I know that we do a lot of good.  We do remedial business education; build capability; and position people for success.  Those who work with us love us; they say it is a career changing experience.

However, at a point in time in most transformation engagements the client hits fee fatigue and the work ends.  We leave declaring victory on the strength of our other rallying cry: “change is a journey.”  How is this possible?  We all extoll the fact that the world is changing at an exponential rate, but we tell our clients that our work is a journey.  In effect we bring them to the brink of success then let them be dragged back into the tar pit as we fly off to our next opportunity.

I believe there’s something wrong with the way we work if we’re comfortable in the world of “70% of our work fails on this journey of change.”  Where is the issue?  I’m not sure, but sometimes I think we’re just too nice. 

Most of our change management methodology is build on the principles of participation and empowerment to generate ownership and sustainability.  This is great in organizations with high employee empowerment and engagement.  But these aren’t the types of organizations that typically engage change management agents. 
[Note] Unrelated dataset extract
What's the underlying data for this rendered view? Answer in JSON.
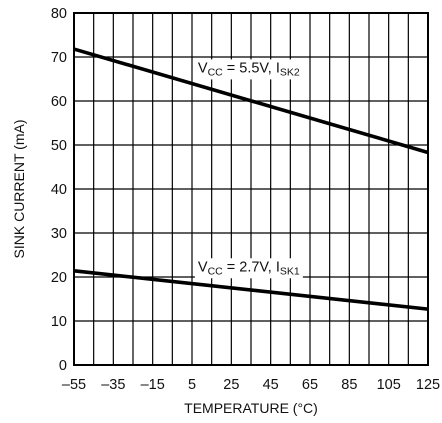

Organizations in need of transformation are rarely hot spots of engagement.  Have you looked at employee engagement data later?  A trickle of decline has turned into a torrent.  Clients need us because their employees aren’t empowered or engaged.

Sure, individual empowerment trumps obedience in the ideal world; but we’re rarely afforded the time and resources to change organizations one person at a time.  Our lever is to influence mass movements within the organizational setting.  It’s our job to find and force the “tipping points” to initiate these movements.  Friendly facilitation may be a barrier to transformation due to:

  1. Lack of Resources:  Today’s organizations are lean; the fat is gone.  We are often working with and through people who have “a real job.”  They’re working with us in the fringes of their time.  Often they miss the deadlines for their change tasks or complete them with perfunctory poor quality.
  2. Lack of Capability:  Often we’re working with staff who have no passion or potential for the work, or we’re working with high potentials that we need to teach.  We spend lots of time with either “encrusted resisters” or “neophyte sponges.”
  3. Lack of Leadership:  We all know the face of leadership, and that’s exactly what we get.  A face with platitudes but no commitment.  Well, what do we expect?  Executives have dozens of competing priorities.  They never have enough time to give us the attention we’re seeking.
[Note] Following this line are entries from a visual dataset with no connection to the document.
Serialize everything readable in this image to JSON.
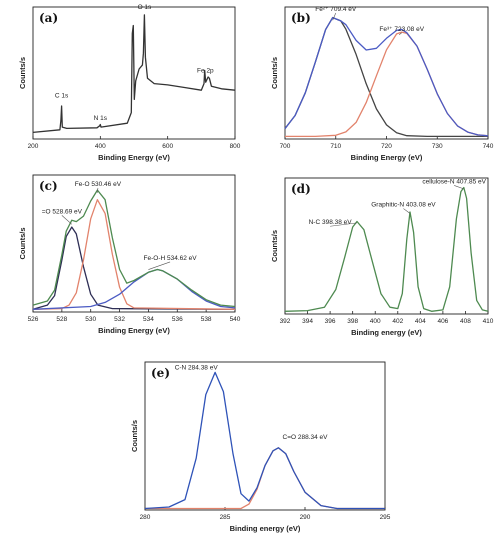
{
  "chart_data": [
    {
      "panel": "(a)",
      "type": "line",
      "xlabel": "Binding Energy (eV)",
      "ylabel": "Counts/s",
      "xlim": [
        200,
        800
      ],
      "ylim": [
        0,
        1
      ],
      "xticks": [
        200,
        400,
        600,
        800
      ],
      "annotations": [
        {
          "text": "C 1s",
          "x": 285,
          "y": 0.3
        },
        {
          "text": "N 1s",
          "x": 400,
          "y": 0.13
        },
        {
          "text": "O 1s",
          "x": 531,
          "y": 0.97
        },
        {
          "text": "Fe 2p",
          "x": 712,
          "y": 0.49
        }
      ],
      "series": [
        {
          "color": "#333333",
          "points": [
            [
              200,
              0.05
            ],
            [
              280,
              0.07
            ],
            [
              283,
              0.14
            ],
            [
              285,
              0.25
            ],
            [
              287,
              0.09
            ],
            [
              300,
              0.08
            ],
            [
              390,
              0.085
            ],
            [
              398,
              0.1
            ],
            [
              400,
              0.11
            ],
            [
              402,
              0.09
            ],
            [
              480,
              0.12
            ],
            [
              492,
              0.2
            ],
            [
              495,
              0.8
            ],
            [
              498,
              0.86
            ],
            [
              501,
              0.3
            ],
            [
              505,
              0.44
            ],
            [
              515,
              0.53
            ],
            [
              525,
              0.56
            ],
            [
              528,
              0.65
            ],
            [
              531,
              0.94
            ],
            [
              534,
              0.62
            ],
            [
              540,
              0.46
            ],
            [
              560,
              0.42
            ],
            [
              600,
              0.41
            ],
            [
              650,
              0.39
            ],
            [
              700,
              0.37
            ],
            [
              708,
              0.42
            ],
            [
              710,
              0.52
            ],
            [
              713,
              0.43
            ],
            [
              720,
              0.47
            ],
            [
              724,
              0.46
            ],
            [
              730,
              0.4
            ],
            [
              760,
              0.38
            ],
            [
              800,
              0.37
            ]
          ]
        }
      ]
    },
    {
      "panel": "(b)",
      "type": "line",
      "xlabel": "Binding Energy (eV)",
      "ylabel": "Counts/s",
      "xlim": [
        700,
        740
      ],
      "ylim": [
        0,
        1
      ],
      "xticks": [
        700,
        710,
        720,
        730,
        740
      ],
      "annotations": [
        {
          "text": "Fe²⁺ 709.4 eV",
          "x": 710,
          "y": 0.97
        },
        {
          "text": "Fe³⁺ 723.08 eV",
          "x": 723,
          "y": 0.82
        }
      ],
      "series": [
        {
          "color": "#444444",
          "points": [
            [
              700,
              0.079
            ],
            [
              702,
              0.178
            ],
            [
              704,
              0.35
            ],
            [
              706,
              0.584
            ],
            [
              708,
              0.829
            ],
            [
              709.4,
              0.92
            ],
            [
              711,
              0.895
            ],
            [
              712,
              0.832
            ],
            [
              714,
              0.641
            ],
            [
              716,
              0.418
            ],
            [
              718,
              0.228
            ],
            [
              720,
              0.107
            ],
            [
              722,
              0.047
            ],
            [
              724,
              0.025
            ],
            [
              728,
              0.02
            ],
            [
              734,
              0.02
            ],
            [
              740,
              0.02
            ]
          ]
        },
        {
          "color": "#e2836c",
          "points": [
            [
              700,
              0.02
            ],
            [
              706,
              0.02
            ],
            [
              710,
              0.028
            ],
            [
              712,
              0.054
            ],
            [
              714,
              0.126
            ],
            [
              716,
              0.276
            ],
            [
              718,
              0.479
            ],
            [
              720,
              0.676
            ],
            [
              722,
              0.796
            ],
            [
              723,
              0.81
            ],
            [
              724,
              0.8
            ],
            [
              726,
              0.704
            ],
            [
              728,
              0.53
            ],
            [
              730,
              0.342
            ],
            [
              732,
              0.193
            ],
            [
              734,
              0.099
            ],
            [
              736,
              0.052
            ],
            [
              738,
              0.031
            ],
            [
              740,
              0.024
            ]
          ]
        },
        {
          "color": "#4b5bc4",
          "points": [
            [
              700,
              0.079
            ],
            [
              702,
              0.178
            ],
            [
              704,
              0.35
            ],
            [
              706,
              0.584
            ],
            [
              708,
              0.829
            ],
            [
              709.4,
              0.92
            ],
            [
              711,
              0.895
            ],
            [
              712,
              0.866
            ],
            [
              714,
              0.747
            ],
            [
              716,
              0.674
            ],
            [
              718,
              0.687
            ],
            [
              720,
              0.763
            ],
            [
              722,
              0.823
            ],
            [
              723,
              0.83
            ],
            [
              724,
              0.805
            ],
            [
              726,
              0.704
            ],
            [
              728,
              0.53
            ],
            [
              730,
              0.342
            ],
            [
              732,
              0.193
            ],
            [
              734,
              0.099
            ],
            [
              736,
              0.052
            ],
            [
              738,
              0.031
            ],
            [
              740,
              0.024
            ]
          ]
        }
      ]
    },
    {
      "panel": "(c)",
      "type": "line",
      "xlabel": "Binding Energy (eV)",
      "ylabel": "Counts/s",
      "xlim": [
        526,
        540
      ],
      "ylim": [
        0,
        1
      ],
      "xticks": [
        526,
        528,
        530,
        532,
        534,
        536,
        538,
        540
      ],
      "annotations": [
        {
          "text": "=O 528.69 eV",
          "x": 528.0,
          "y": 0.72
        },
        {
          "text": "Fe-O 530.46 eV",
          "x": 530.5,
          "y": 0.92
        },
        {
          "text": "Fe-O-H 534.62 eV",
          "x": 535.5,
          "y": 0.38
        }
      ],
      "series": [
        {
          "color": "#2e2e55",
          "points": [
            [
              526,
              0.02
            ],
            [
              527,
              0.05
            ],
            [
              527.5,
              0.12
            ],
            [
              528,
              0.38
            ],
            [
              528.3,
              0.55
            ],
            [
              528.69,
              0.62
            ],
            [
              529,
              0.57
            ],
            [
              529.5,
              0.33
            ],
            [
              530,
              0.13
            ],
            [
              530.5,
              0.05
            ],
            [
              531.5,
              0.025
            ],
            [
              540,
              0.02
            ]
          ]
        },
        {
          "color": "#e2836c",
          "points": [
            [
              526,
              0.02
            ],
            [
              528,
              0.025
            ],
            [
              528.5,
              0.05
            ],
            [
              529,
              0.14
            ],
            [
              529.5,
              0.38
            ],
            [
              530,
              0.68
            ],
            [
              530.46,
              0.82
            ],
            [
              531,
              0.72
            ],
            [
              531.5,
              0.42
            ],
            [
              532,
              0.18
            ],
            [
              532.5,
              0.06
            ],
            [
              533,
              0.03
            ],
            [
              540,
              0.02
            ]
          ]
        },
        {
          "color": "#4b5bc4",
          "points": [
            [
              526,
              0.02
            ],
            [
              530,
              0.04
            ],
            [
              531,
              0.07
            ],
            [
              532,
              0.13
            ],
            [
              533,
              0.22
            ],
            [
              534,
              0.29
            ],
            [
              534.62,
              0.31
            ],
            [
              535,
              0.3
            ],
            [
              536,
              0.24
            ],
            [
              537,
              0.15
            ],
            [
              538,
              0.08
            ],
            [
              539,
              0.04
            ],
            [
              540,
              0.03
            ]
          ]
        },
        {
          "color": "#4e8a50",
          "points": [
            [
              526,
              0.05
            ],
            [
              527,
              0.08
            ],
            [
              527.5,
              0.16
            ],
            [
              528,
              0.42
            ],
            [
              528.3,
              0.59
            ],
            [
              528.69,
              0.67
            ],
            [
              529,
              0.66
            ],
            [
              529.5,
              0.7
            ],
            [
              530,
              0.81
            ],
            [
              530.46,
              0.89
            ],
            [
              531,
              0.82
            ],
            [
              531.5,
              0.54
            ],
            [
              532,
              0.31
            ],
            [
              532.5,
              0.21
            ],
            [
              533,
              0.23
            ],
            [
              534,
              0.29
            ],
            [
              534.62,
              0.31
            ],
            [
              535,
              0.3
            ],
            [
              536,
              0.24
            ],
            [
              537,
              0.16
            ],
            [
              538,
              0.09
            ],
            [
              539,
              0.05
            ],
            [
              540,
              0.04
            ]
          ]
        }
      ]
    },
    {
      "panel": "(d)",
      "type": "line",
      "xlabel": "Binding energy (eV)",
      "ylabel": "Counts/s",
      "xlim": [
        392,
        410
      ],
      "ylim": [
        0,
        1
      ],
      "xticks": [
        392,
        394,
        396,
        398,
        400,
        402,
        404,
        406,
        408,
        410
      ],
      "annotations": [
        {
          "text": "N-C 398.38 eV",
          "x": 396.0,
          "y": 0.66
        },
        {
          "text": "Graphitic-N 403.08 eV",
          "x": 402.5,
          "y": 0.79
        },
        {
          "text": "cellulose-N 407.85 eV",
          "x": 407.0,
          "y": 0.96
        }
      ],
      "series": [
        {
          "color": "#4e8a50",
          "points": [
            [
              392,
              0.02
            ],
            [
              394,
              0.025
            ],
            [
              395.5,
              0.05
            ],
            [
              396.5,
              0.18
            ],
            [
              397.3,
              0.42
            ],
            [
              398,
              0.64
            ],
            [
              398.38,
              0.68
            ],
            [
              399,
              0.62
            ],
            [
              399.7,
              0.4
            ],
            [
              400.5,
              0.15
            ],
            [
              401.3,
              0.05
            ],
            [
              402,
              0.04
            ],
            [
              402.4,
              0.15
            ],
            [
              402.8,
              0.55
            ],
            [
              403.08,
              0.75
            ],
            [
              403.4,
              0.6
            ],
            [
              403.8,
              0.2
            ],
            [
              404.3,
              0.04
            ],
            [
              405,
              0.02
            ],
            [
              406,
              0.03
            ],
            [
              406.6,
              0.2
            ],
            [
              407.2,
              0.7
            ],
            [
              407.6,
              0.9
            ],
            [
              407.85,
              0.93
            ],
            [
              408.1,
              0.85
            ],
            [
              408.5,
              0.45
            ],
            [
              409,
              0.1
            ],
            [
              409.5,
              0.03
            ],
            [
              410,
              0.02
            ]
          ]
        }
      ]
    },
    {
      "panel": "(e)",
      "type": "line",
      "xlabel": "Binding energy (eV)",
      "ylabel": "Counts/s",
      "xlim": [
        280,
        295
      ],
      "ylim": [
        0,
        1
      ],
      "xticks": [
        280,
        285,
        290,
        295
      ],
      "annotations": [
        {
          "text": "C-N 284.38 eV",
          "x": 283.2,
          "y": 0.95
        },
        {
          "text": "C=O 288.34 eV",
          "x": 290.0,
          "y": 0.48
        }
      ],
      "series": [
        {
          "color": "#e2836c",
          "points": [
            [
              280,
              0.01
            ],
            [
              286,
              0.01
            ],
            [
              286.5,
              0.04
            ],
            [
              287,
              0.14
            ],
            [
              287.5,
              0.3
            ],
            [
              288,
              0.4
            ],
            [
              288.34,
              0.42
            ],
            [
              288.8,
              0.38
            ],
            [
              289.3,
              0.26
            ],
            [
              290,
              0.12
            ],
            [
              291,
              0.03
            ],
            [
              292,
              0.01
            ],
            [
              295,
              0.01
            ]
          ]
        },
        {
          "color": "#2f53b8",
          "points": [
            [
              280,
              0.01
            ],
            [
              281.5,
              0.02
            ],
            [
              282.5,
              0.07
            ],
            [
              283.2,
              0.35
            ],
            [
              283.8,
              0.78
            ],
            [
              284.38,
              0.93
            ],
            [
              284.9,
              0.8
            ],
            [
              285.5,
              0.38
            ],
            [
              286,
              0.11
            ],
            [
              286.5,
              0.06
            ],
            [
              287,
              0.15
            ],
            [
              287.5,
              0.3
            ],
            [
              288,
              0.4
            ],
            [
              288.34,
              0.42
            ],
            [
              288.8,
              0.38
            ],
            [
              289.3,
              0.26
            ],
            [
              290,
              0.12
            ],
            [
              291,
              0.03
            ],
            [
              292,
              0.01
            ],
            [
              295,
              0.01
            ]
          ]
        }
      ]
    }
  ]
}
Are these symptoms sentencing facilitative change management to its journey of 70% failure?

Maybe it’s time to inject confident strength into our work.  I fully understand that we need to draw on people and knowledge from within the organization to develop solutions.  I know we’re the caddies; we never get to hit the shot.  However, there comes a time when the caddie has to push the seven iron into the golfers hands. 
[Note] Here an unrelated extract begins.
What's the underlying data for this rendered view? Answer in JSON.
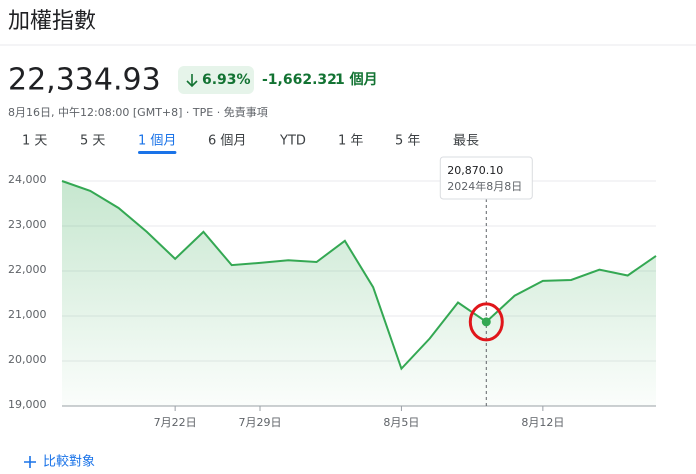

Our biggest issues in change management are that often client team members don’t do their work, are absent from the project, and cancel meetings.  This is exacerbated when executives don’t make the needed decisions.  When this happens we need to intervene with strong conviction to:

  • Select Teams:  The criterion for participation is not “availability.”  Client team members need to understand organization dynamics; be passionate about making changes; and be willing to take risks – even with their careers.
  • Replace Participants:  No passengers.  No shirkers.  Members have to own their commitments.  Replacement is the answer for missed deadlines and poor quality work.
  • Remove Resisters:  A big part of change management is “change – management.”  If key stakeholders don’t want to play then we need to ask that they be removed from the line of sight.
  • Be an Irritant:  Our primary purpose is change, not developing relationships.  We’re not about: cooperating, coordinating, and integrating.  Our careers are dependent upon the organizations transformation, not its politics. 
  • Take up the Slack:  Stop waiting for others to do their work or coaching them when they can’t perform.  Reallocate the work or do it for them.  Get the result and move on. 
  • Feed the Executives:  Do the executive level work for the executives.  Executives want to look good.  They’ll demonstrate their commitment as long as everything is done for them.  Clear the path, write scripts, and make decisions inescapable.

I know there is a school of thought that says change can’t be imposed from the outside.  There is a belief that our job is to reveal change to people; have them learn heuristically and change through epiphany.  Well has this delivered high returns?  Isn’t it time to change the practice of Change Management as we know it?